Showrunner López requested that human voices be used in the score, specifically highlighting the indigenous people depicted in the series. It turns out, Pope needed no convincing on that front as he had already planned to include vocalization due to the “religiosity” that singing has captured throughout history. “So it felt like a natural fit if we’re having something spiritual,” explains Pope, “and they’re just very, very emotive. There’s so many places you can go using the human voice.” He utilized two different vocal approaches within the compositions, depending on how melodic, or not, a particular piece of music needed to be. “There’s the throat singing, which is more percussive and much more sort of raw if you like,” notes Pope, “And then there’s the more ethereal vocalizations that we used.”
WATCH Issa López video interview: ‘True Detective: Night Country’ creator
The team recruited Canadian singer/songwriter Tanya Tagaq so that an indigenous artist could contribute to the sonic landscape of the show. “She does things with her voice that very few people on the planet I would say can do,” admits Pope. Audiences can hear her evocative singing and chanting thundering through the first piece of music in the series as a herd of caribou start a stampede, setting a tone that is at the same time ominous and wondrous. “I think actually Tanya helped us go there, from the very dark kind of sinister stuff to the more melodic and the more ethereal, if you like, and the more hopeful elements of the score,” says Pope.
“It felt very natural to have a score that wasn’t overtly electronic, it had to feel organic,” states Pope in reference to the other major element at play: nature.

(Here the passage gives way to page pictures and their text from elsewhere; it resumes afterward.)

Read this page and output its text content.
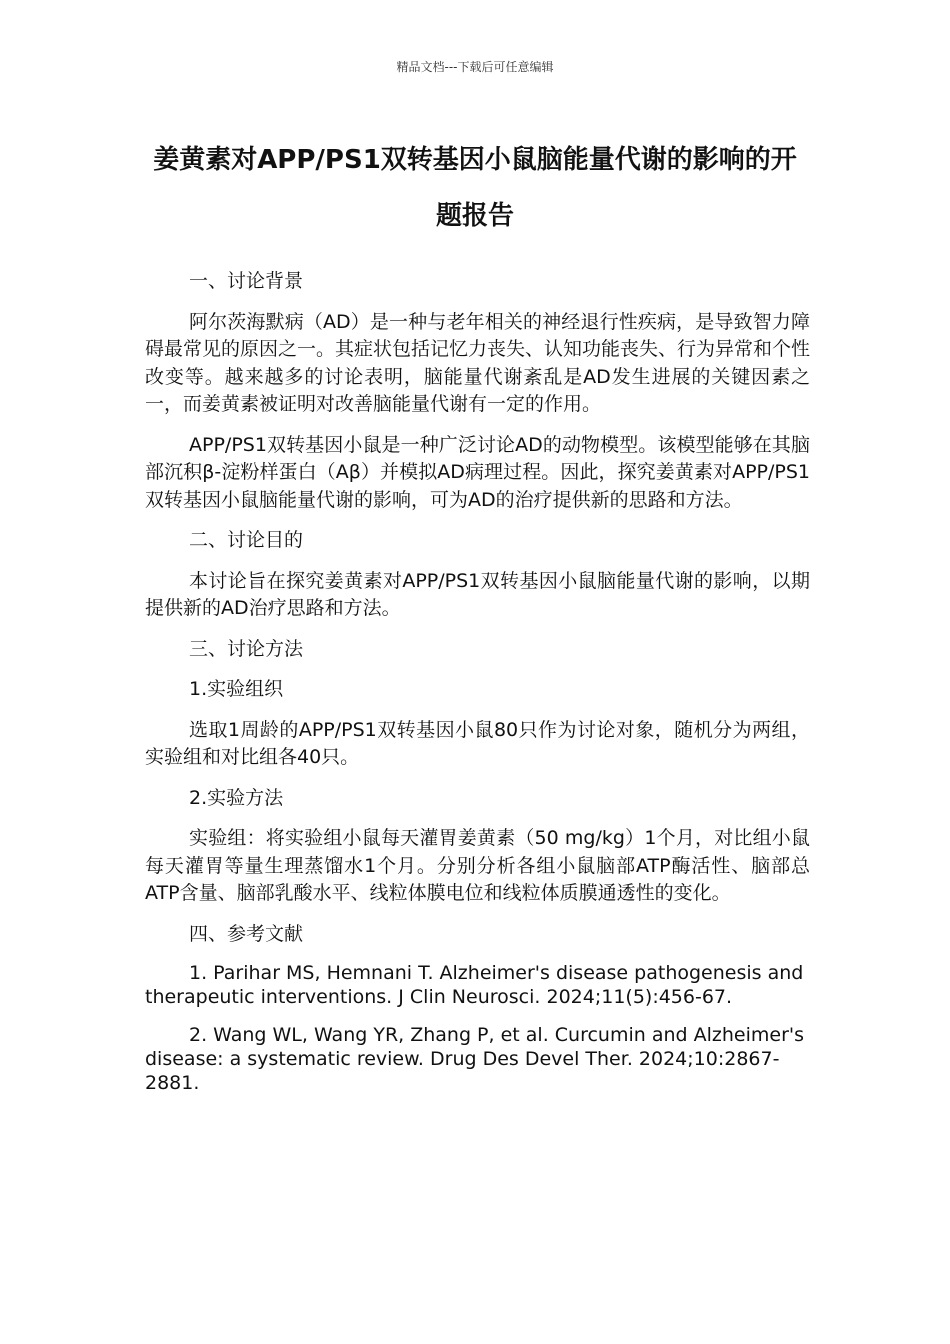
精品文档---下载后可任意编辑
姜黄素对APP/PS1双转基因小鼠脑能量代谢的影响的开题报告

一、讨论背景

阿尔茨海默病（AD）是一种与老年相关的神经退行性疾病，是导致智力障碍最常见的原因之一。其症状包括记忆力丧失、认知功能丧失、行为异常和个性改变等。越来越多的讨论表明，脑能量代谢紊乱是AD发生进展的关键因素之一，而姜黄素被证明对改善脑能量代谢有一定的作用。

APP/PS1双转基因小鼠是一种广泛讨论AD的动物模型。该模型能够在其脑部沉积β-淀粉样蛋白（Aβ）并模拟AD病理过程。因此，探究姜黄素对APP/PS1双转基因小鼠脑能量代谢的影响，可为AD的治疗提供新的思路和方法。

二、讨论目的

本讨论旨在探究姜黄素对APP/PS1双转基因小鼠脑能量代谢的影响，以期提供新的AD治疗思路和方法。

三、讨论方法

1.实验组织

选取1周龄的APP/PS1双转基因小鼠80只作为讨论对象，随机分为两组，实验组和对比组各40只。

2.实验方法

实验组：将实验组小鼠每天灌胃姜黄素（50 mg/kg）1个月，对比组小鼠每天灌胃等量生理蒸馏水1个月。分别分析各组小鼠脑部ATP酶活性、脑部总ATP含量、脑部乳酸水平、线粒体膜电位和线粒体质膜通透性的变化。

四、参考文献

1. Parihar MS, Hemnani T. Alzheimer's disease pathogenesis and therapeutic interventions. J Clin Neurosci. 2024;11(5):456-67.

2. Wang WL, Wang YR, Zhang P, et al. Curcumin and Alzheimer's disease: a systematic review. Drug Des Devel Ther. 2024;10:2867-2881.
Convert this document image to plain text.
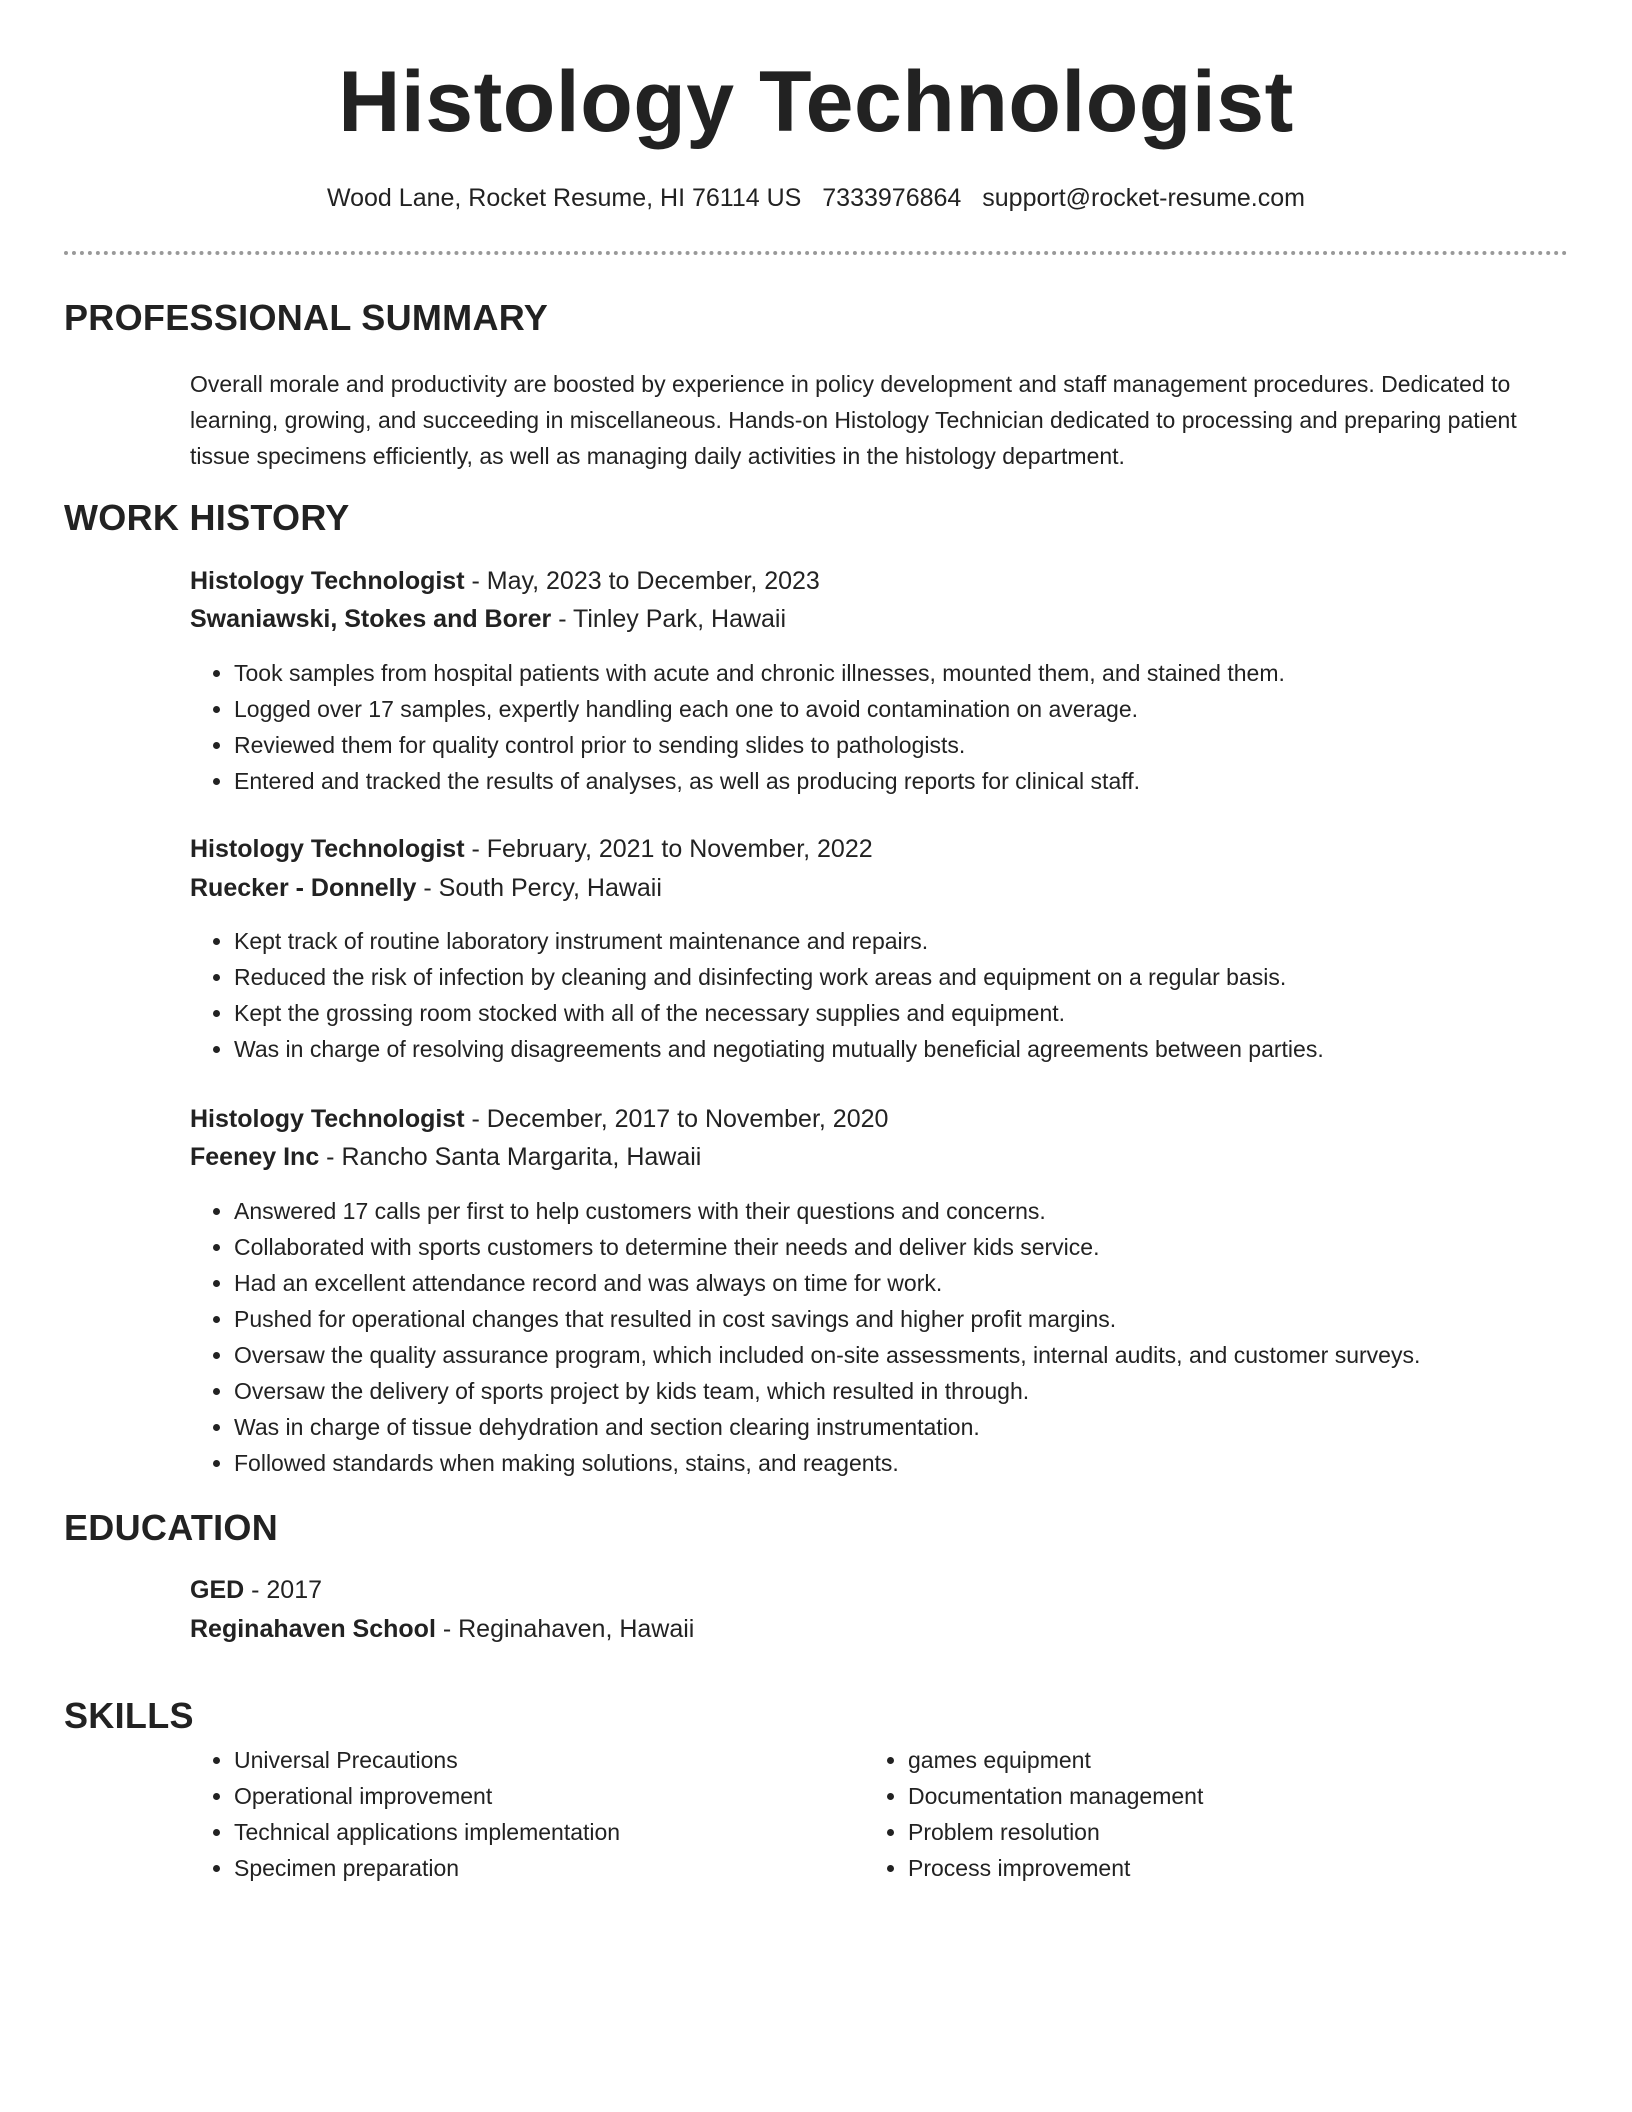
Histology Technologist
Wood Lane, Rocket Resume, HI 76114 US 7333976864 support@rocket-resume.com
PROFESSIONAL SUMMARY
Overall morale and productivity are boosted by experience in policy development and staff management procedures. Dedicated to learning, growing, and succeeding in miscellaneous. Hands-on Histology Technician dedicated to processing and preparing patient tissue specimens efficiently, as well as managing daily activities in the histology department.
WORK HISTORY
Histology Technologist - May, 2023 to December, 2023
Swaniawski, Stokes and Borer - Tinley Park, Hawaii
• Took samples from hospital patients with acute and chronic illnesses, mounted them, and stained them.
• Logged over 17 samples, expertly handling each one to avoid contamination on average.
• Reviewed them for quality control prior to sending slides to pathologists.
• Entered and tracked the results of analyses, as well as producing reports for clinical staff.
Histology Technologist - February, 2021 to November, 2022
Ruecker - Donnelly - South Percy, Hawaii
• Kept track of routine laboratory instrument maintenance and repairs.
• Reduced the risk of infection by cleaning and disinfecting work areas and equipment on a regular basis.
• Kept the grossing room stocked with all of the necessary supplies and equipment.
• Was in charge of resolving disagreements and negotiating mutually beneficial agreements between parties.
Histology Technologist - December, 2017 to November, 2020
Feeney Inc - Rancho Santa Margarita, Hawaii
• Answered 17 calls per first to help customers with their questions and concerns.
• Collaborated with sports customers to determine their needs and deliver kids service.
• Had an excellent attendance record and was always on time for work.
• Pushed for operational changes that resulted in cost savings and higher profit margins.
• Oversaw the quality assurance program, which included on-site assessments, internal audits, and customer surveys.
• Oversaw the delivery of sports project by kids team, which resulted in through.
• Was in charge of tissue dehydration and section clearing instrumentation.
• Followed standards when making solutions, stains, and reagents.
EDUCATION
GED - 2017
Reginahaven School - Reginahaven, Hawaii
SKILLS
• Universal Precautions
• Operational improvement
• Technical applications implementation
• Specimen preparation
• games equipment
• Documentation management
• Problem resolution
• Process improvement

The beautifully shot scenery, including the vast seas of ice in the night-time, would immediately conjure up emotions for the composer to work with. Pope describes his tendency to work this way, creating music based on the ‘feeling’ of a scene. “I try to bring out what the scene is trying to tell me in a sort of a musical way,” he reveals, “whether that’s sound or whether that’s the harmony or lack of harmony.”
WATCH John Hawkes video interview: ‘True Detective: Night Country’
The final music cue of the series, which begins as Detective Danvers (Jodie Foster) provides an explanation of the deaths in the series and runs through to the credits, is one of Pope’s favorites. It encompasses a spiritual sensibility, the primal power of nature, and veers from eerie to optimistic. “It goes from the smallest hint of melody through to something which hopefully is sort of positive and uplifting, but at the same time leaves a question mark hanging,” notes Pope. “I like music that resides in a sort of hopeful place, but not a cheesy hopeful place. Somewhere that’s kind of poignant and hopeful. And also with a hint of sadness. A cue that you could use on a sad scene, as well as an optimistic scene. I think that’s an interesting place to be musically a lot of the time.”